Un blocco ostile sia fuori sia dentro i palazzetti (salvo l’abbraccio di rito di domenica), che trova definizione anche nella diversa filosofia d’approccio al campo. Per intenderci: l’Nba, ma più in generale lo sport intero, ha ancora tanto bisogno di LeBron James. Dopo la tragedia di Kobe Bryant, infatti, The King è forse l’ultima fotografia sbiadita di un basket che fu: romantico e gerarchico allo stesso tempo, dove a un fallo flagrant seguiva una stretta di mano, dove il gioco era lo stesso del campetto e botte e consigli si accettavano allo stesso modo da compagni come da avversari.

È vero, oggi come ieri l’Nba risponde alla legge del business, e niente ispira i giocatori più dei 7 miliardi di dollari che girano solo dietro al campionato americano. Ma è altrettanto vero che il concetto cardine, come sottolinea Johan Huizinga nel suo saggio “Homo ludens”, deve sempre fare i conti con una sfera ludica, in grado di irretire le nuove generazioni in uno sport pulito e di immagine. Quella che al momento veste LeBron James e che in un futuro non troppo remoto spetterà a Zion. Il giocatore più giovane di sempre a segnare almeno 20 punti per dieci gare in fila da rookie,. Williams ha rifiutato i servizi di Rich Paul, l’agente del 23 gialloviola, che lo avrebbe reso un altro “pupillo” della scuderia James al pari di Anthony Davis e ancor di più Ben Simmons, che ha detto no a un contratto di sponsorizzazione con Nike preferendo Jordan Brand (almeno negli Stati Uniti la rivale diretta per quote di mercato). Zion è anche il diciannovenne più pagato della storia dei rookie: 44 milioni di dollari in quattro anni, di cui 9,7 nel primo e ha scelto fin da subito, nel bene e nel male, di scrivere una nuova pagina del basket, fatta di individualismo e tracotanza.

Caratteristiche sacrosante, che lo differenziano per di più dalle altre giovani star Nba, da Jayson Tatum a Ja Morant, oltre che da LeBron. Il quale, nel profondo, ha da sempre cercato un obiettivo finale diverso per la sua favola.
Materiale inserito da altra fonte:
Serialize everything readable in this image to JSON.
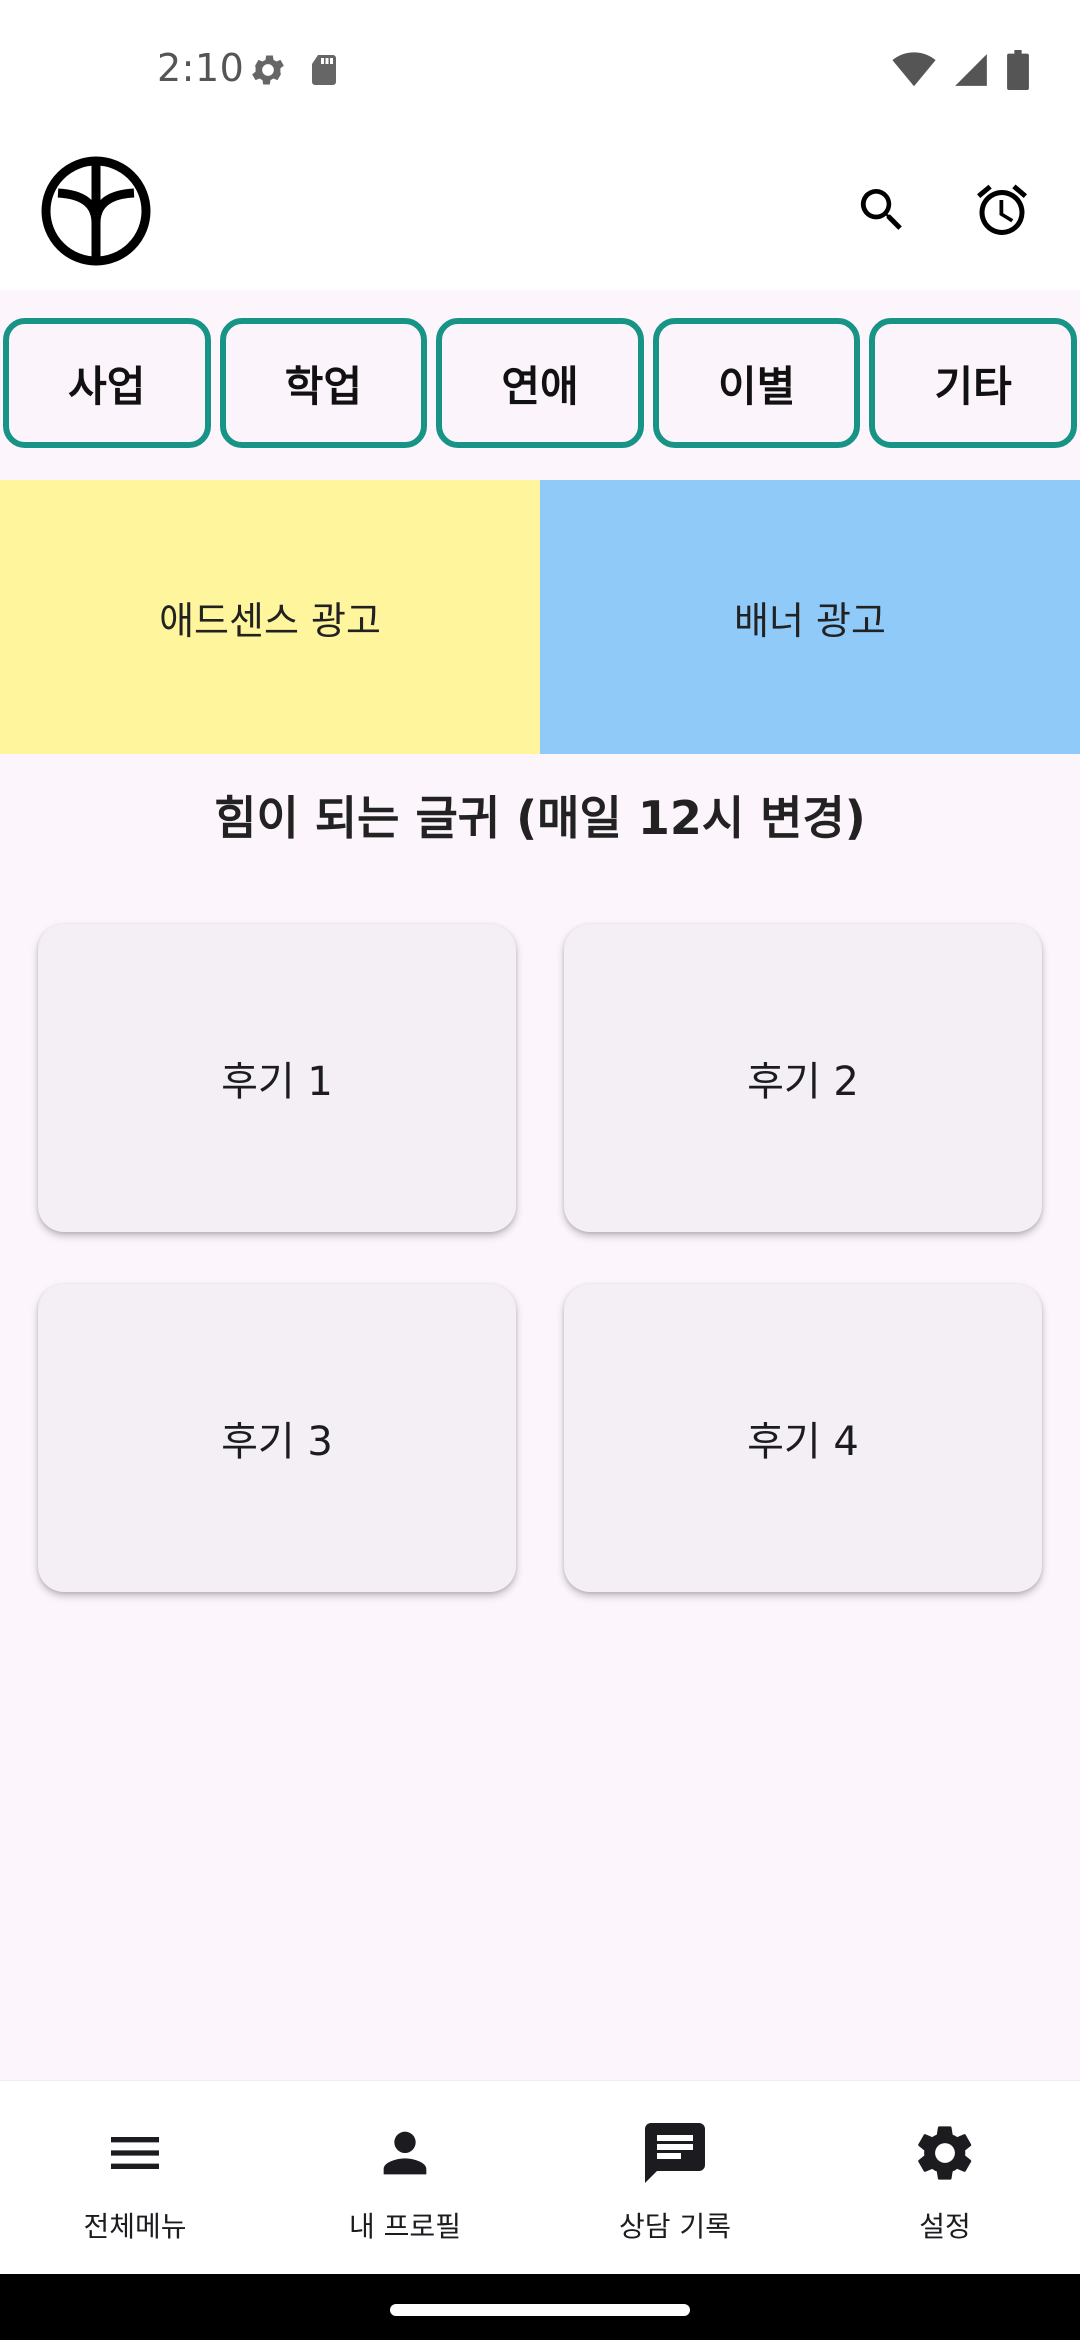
{
  "status_bar": {
    "time": "2:10",
    "left_icons": [
      "settings-gear-icon",
      "sd-card-icon"
    ],
    "right_icons": [
      "wifi-icon",
      "cellular-signal-icon",
      "battery-icon"
    ]
  },
  "app_bar": {
    "logo_icon": "peace-logo-icon",
    "actions": [
      "search-icon",
      "alarm-clock-icon"
    ]
  },
  "categories": [
    "사업",
    "학업",
    "연애",
    "이별",
    "기타"
  ],
  "ads": {
    "adsense_label": "애드센스 광고",
    "banner_label": "배너 광고",
    "adsense_color": "#fff59d",
    "banner_color": "#90caf9"
  },
  "section": {
    "title": "힘이 되는 글귀 (매일 12시 변경)"
  },
  "reviews": [
    {
      "label": "후기 1"
    },
    {
      "label": "후기 2"
    },
    {
      "label": "후기 3"
    },
    {
      "label": "후기 4"
    }
  ],
  "bottom_nav": [
    {
      "label": "전체메뉴",
      "icon": "menu-icon"
    },
    {
      "label": "내 프로필",
      "icon": "person-icon"
    },
    {
      "label": "상담 기록",
      "icon": "chat-icon"
    },
    {
      "label": "설정",
      "icon": "gear-icon"
    }
  ],
  "colors": {
    "accent": "#179486",
    "background": "#fcf5fc",
    "card": "#f3eff4"
  }
}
Dall’infanzia dura, alla carriera sotto i riflettori fin dal liceo, LeBron ha sempre trascinato il mondo del basket americano – rendendolo umano e fallibile e disegnando così i tratti di un sogno, quello dello sportivo, che non si arrende di fronte a niente -, grazie alla sua capacità di risollevarsi in qualsiasi occasione: in procinto di essere un grande-perdente, il Re ha vinto a Miami (2012-2013), è tornato e ha vinto a Cleveland (2016) la finale più incredibile degli ultimi vent’anni, ha un’associazione benefica con la quale permette da anni a tantissimi bambini delle zone povere di Cleveland e di Akron di andare al college gratuitamente. James, a differenza di altre superstar del passato o di oggi, non è un accentratore (mentre di Zion, per la legge dello spettacolo di cui sopra, non saremmo qui a parlarne se non fosse per le sue schiacciate e il suo gioco da solista virtuoso alla Vince Carter).

E a chi lo accusa di essersi troppo «rammollito» ed essere diventato alleato e amico di giocatori che dovrebbero essere in realtà avversari, il Re ha elegantemente risposto «ditegli che possono baciarmi il c**o. Con il sorriso. È una mia responsabilità, nessuno mi ha detto di farlo. Sento che è una mia responsabilità lasciare questo gioco in uno stato migliore di come l’ho trovato». Una responsabilità che ogni sportivo dovrebbe condividere e far sua. Una responsabilità che lo ha reso il miglior atleta dell’ultimo decennio, un modello da seguire e non certo da snobbare.